State transportation officials laid out plans for improvements to roads and sidewalks along main corridors used by cruise ship passengers at a meeting with Haines Borough officials Monday.
Pat Carroll and Keith Karpstein of the state Department of Transportation updated residents on planned Beach Road and Front Street improvements and Old Haines Highway sidewalk construction. Carroll said the projects would cost an estimated $4 million, paid for with cruise head tax money.
The work is to include new pavement on Beach Road and Front Street, from the Portage Cove campground to a Beach Road Y-shaped intersection, which will be realigned to create a T-shaped, four-way intersection with Mud Bay Road.
Karpstein said that would “create more of a controlled intersection and a better line of sight.”
New sidewalk on Beach Road will run from the intersection back to Soap Suds Alley on the uphill side, and paving will continue to Main Street, with “quite a bit” of sidewalk there also to be replaced, Karpstein said.
He said construction should have little impact on parking at the Small Boat Harbor.
“Obviously, when we construct this intersection we’re going to have to cut off access, at some point, to this whole portion of the road,” Karpstein said. “There is a potential that we might do just half at a time.”
Also, Beach Road will be widened from Soap Suds Alley to the Portage Cove campground, so the pavement section will have a five-foot paved shoulder and a two-foot unpaved shoulder, Karpstein said.
“Mainly, that is to help with foot traffic during tourist season,” he said.
Old Haines Highway sidewalk construction will add sidewalks, curb and gutter from Front Street to Third Avenue.
“It’s a separate project, but we are going to advertise and construct these together,” Karpstein said. “… Through that (existing) section, we’re going to be doing sidewalk repairs as needed, so the majority of the new (sidewalk) construction is going to be on the (north) side of the road.”

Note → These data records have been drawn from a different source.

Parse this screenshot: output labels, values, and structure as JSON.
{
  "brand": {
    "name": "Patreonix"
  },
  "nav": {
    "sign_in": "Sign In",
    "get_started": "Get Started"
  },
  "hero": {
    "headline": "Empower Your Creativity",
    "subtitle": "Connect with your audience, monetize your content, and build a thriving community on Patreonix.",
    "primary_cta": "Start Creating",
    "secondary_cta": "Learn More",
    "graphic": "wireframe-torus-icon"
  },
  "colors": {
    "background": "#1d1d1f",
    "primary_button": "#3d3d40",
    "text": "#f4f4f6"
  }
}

Some officials voiced concern about road construction preventing tourists from finding their way downtown.
“We want to keep them on Main Street to be in the stores, shopping, and if there’s any sort of obstacle to people walking to Main Street, they’ll turn around,” said planning commissioner Rob Goldberg.
Goldberg referred to a 2001 Haines waterfront plan that called for a continuous sidewalk from the Portage Cove campground to Picture Point, and said he was concerned about losing current sidewalk at the intersection.

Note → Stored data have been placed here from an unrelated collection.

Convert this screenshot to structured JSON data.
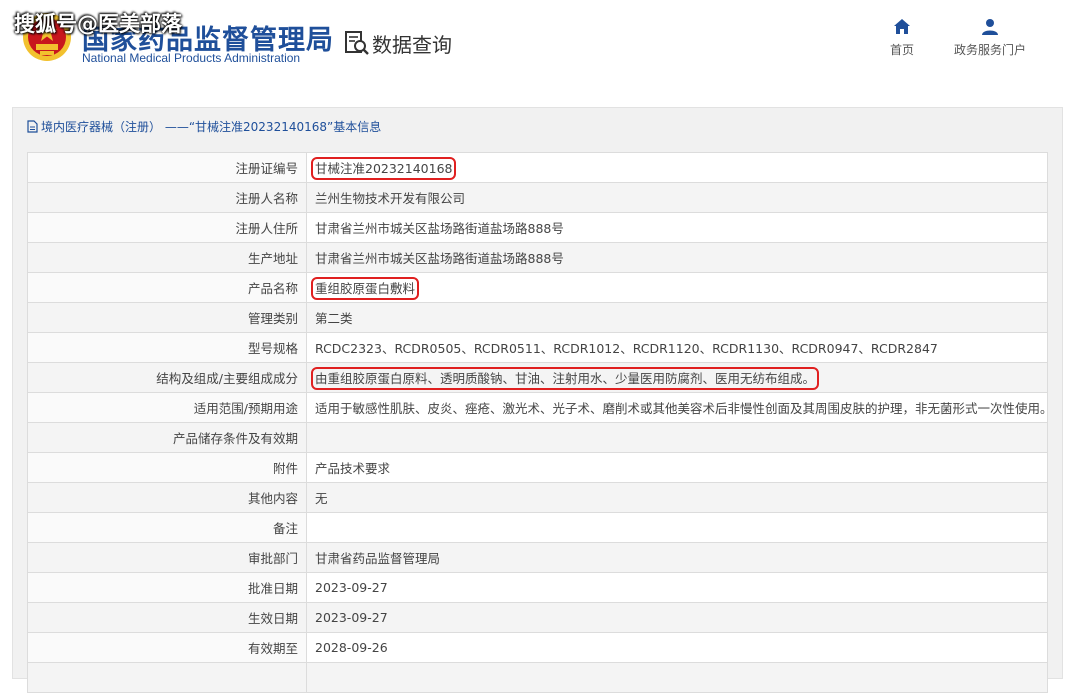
{
  "watermark": "搜狐号@医美部落",
  "logo": {
    "cn": "国家药品监督管理局",
    "en": "National Medical Products Administration"
  },
  "header": {
    "section_title": "数据查询",
    "nav": [
      {
        "label": "首页",
        "icon": "home-icon"
      },
      {
        "label": "政务服务门户",
        "icon": "user-icon"
      }
    ]
  },
  "panel": {
    "title": "境内医疗器械（注册） ——“甘械注准20232140168”基本信息",
    "rows": [
      {
        "label": "注册证编号",
        "value": "甘械注准20232140168",
        "highlighted": true
      },
      {
        "label": "注册人名称",
        "value": "兰州生物技术开发有限公司",
        "highlighted": false
      },
      {
        "label": "注册人住所",
        "value": "甘肃省兰州市城关区盐场路街道盐场路888号",
        "highlighted": false
      },
      {
        "label": "生产地址",
        "value": "甘肃省兰州市城关区盐场路街道盐场路888号",
        "highlighted": false
      },
      {
        "label": "产品名称",
        "value": "重组胶原蛋白敷料",
        "highlighted": true
      },
      {
        "label": "管理类别",
        "value": "第二类",
        "highlighted": false
      },
      {
        "label": "型号规格",
        "value": "RCDC2323、RCDR0505、RCDR0511、RCDR1012、RCDR1120、RCDR1130、RCDR0947、RCDR2847",
        "highlighted": false
      },
      {
        "label": "结构及组成/主要组成成分",
        "value": "由重组胶原蛋白原料、透明质酸钠、甘油、注射用水、少量医用防腐剂、医用无纺布组成。",
        "highlighted": true
      },
      {
        "label": "适用范围/预期用途",
        "value": "适用于敏感性肌肤、皮炎、痤疮、激光术、光子术、磨削术或其他美容术后非慢性创面及其周围皮肤的护理，非无菌形式一次性使用。",
        "highlighted": false
      },
      {
        "label": "产品储存条件及有效期",
        "value": "",
        "highlighted": false
      },
      {
        "label": "附件",
        "value": "产品技术要求",
        "highlighted": false
      },
      {
        "label": "其他内容",
        "value": "无",
        "highlighted": false
      },
      {
        "label": "备注",
        "value": "",
        "highlighted": false
      },
      {
        "label": "审批部门",
        "value": "甘肃省药品监督管理局",
        "highlighted": false
      },
      {
        "label": "批准日期",
        "value": "2023-09-27",
        "highlighted": false
      },
      {
        "label": "生效日期",
        "value": "2023-09-27",
        "highlighted": false
      },
      {
        "label": "有效期至",
        "value": "2028-09-26",
        "highlighted": false
      },
      {
        "label": "",
        "value": "",
        "highlighted": false
      }
    ]
  },
  "colors": {
    "brand": "#1f4f9a",
    "highlight": "#e02020",
    "emblem_red": "#c8161d",
    "emblem_gold": "#f2c12e"
  }
}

Goldberg said a borough sign committee recently discussed “how difficult it is for people to get from the cruise ship to Main Street.” He said the elevated intersection would pose another obstacle.
Public facilities director Brian Lemcke said he would like the Beach Road and Front Street improvements to create six to 10 public parking spaces at a section of road abandoned at the new intersection.

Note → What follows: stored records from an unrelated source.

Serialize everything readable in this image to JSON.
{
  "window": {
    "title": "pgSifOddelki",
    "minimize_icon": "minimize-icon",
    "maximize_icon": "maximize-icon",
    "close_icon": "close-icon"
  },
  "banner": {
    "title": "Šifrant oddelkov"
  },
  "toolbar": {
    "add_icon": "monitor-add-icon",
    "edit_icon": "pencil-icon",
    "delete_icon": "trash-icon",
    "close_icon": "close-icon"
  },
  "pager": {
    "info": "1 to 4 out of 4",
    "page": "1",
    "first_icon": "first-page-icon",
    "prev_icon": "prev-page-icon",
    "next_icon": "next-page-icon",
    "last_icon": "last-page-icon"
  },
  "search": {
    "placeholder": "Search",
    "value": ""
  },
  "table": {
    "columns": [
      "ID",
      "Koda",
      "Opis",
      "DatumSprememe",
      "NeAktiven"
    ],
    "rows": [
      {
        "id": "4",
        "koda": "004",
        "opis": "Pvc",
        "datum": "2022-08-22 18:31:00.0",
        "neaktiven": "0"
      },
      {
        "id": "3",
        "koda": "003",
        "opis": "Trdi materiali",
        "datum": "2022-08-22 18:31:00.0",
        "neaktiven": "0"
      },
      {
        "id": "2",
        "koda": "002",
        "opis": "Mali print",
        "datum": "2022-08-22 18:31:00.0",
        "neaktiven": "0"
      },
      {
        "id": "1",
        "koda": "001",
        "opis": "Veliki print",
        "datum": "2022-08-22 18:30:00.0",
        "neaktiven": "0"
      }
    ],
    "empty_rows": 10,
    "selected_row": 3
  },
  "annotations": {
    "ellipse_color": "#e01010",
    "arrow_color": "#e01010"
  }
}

“We just built a big parking lot out of that cruise ship dock,” said state Rep. Bill Thomas, R-Haines. “Why don’t you just let them park there? I know that some people really think it belongs to them, but they can give them their three bus stops and then let the people park there.”
Tourism director Tanya Carlson said the lot has capacity issues, even on days with no cruise ship at port.
“We have all those day boats that come over,” Carlson said. “Tuesdays, Wednesdays and Fridays are really big days, and when they’re needing it, it’s completely full.”
Carlson said the road construction scheduled to run throughout the summer would be “a little bit of a nuisance.” She said many tourists last summer took pictures of progress on the new parking lot at the dock and were complimentary about the project.
Residents have requested the Old Haines Highway sidewalk to be extended to the Haines School, but Rep. Thomas noted, “The school is not a tourism project.”
Debra Schnabel of the Haines Borough Assembly said she thinks that area could be eligible for head tax money as “a tourist sidewalk.”
“It’s fun to talk about if money is left over, and if it is, a change of perspective – I know we’re looking for (federal) Safe Routes to School money for the continuation of the sidewalk from Third to the school, but you can make just as strong of an argument that cruise ship passengers are walking to Dalton City, also,” Schnabel said.
Karpstein said any additional sidewalk work likely would have to wait until 2013.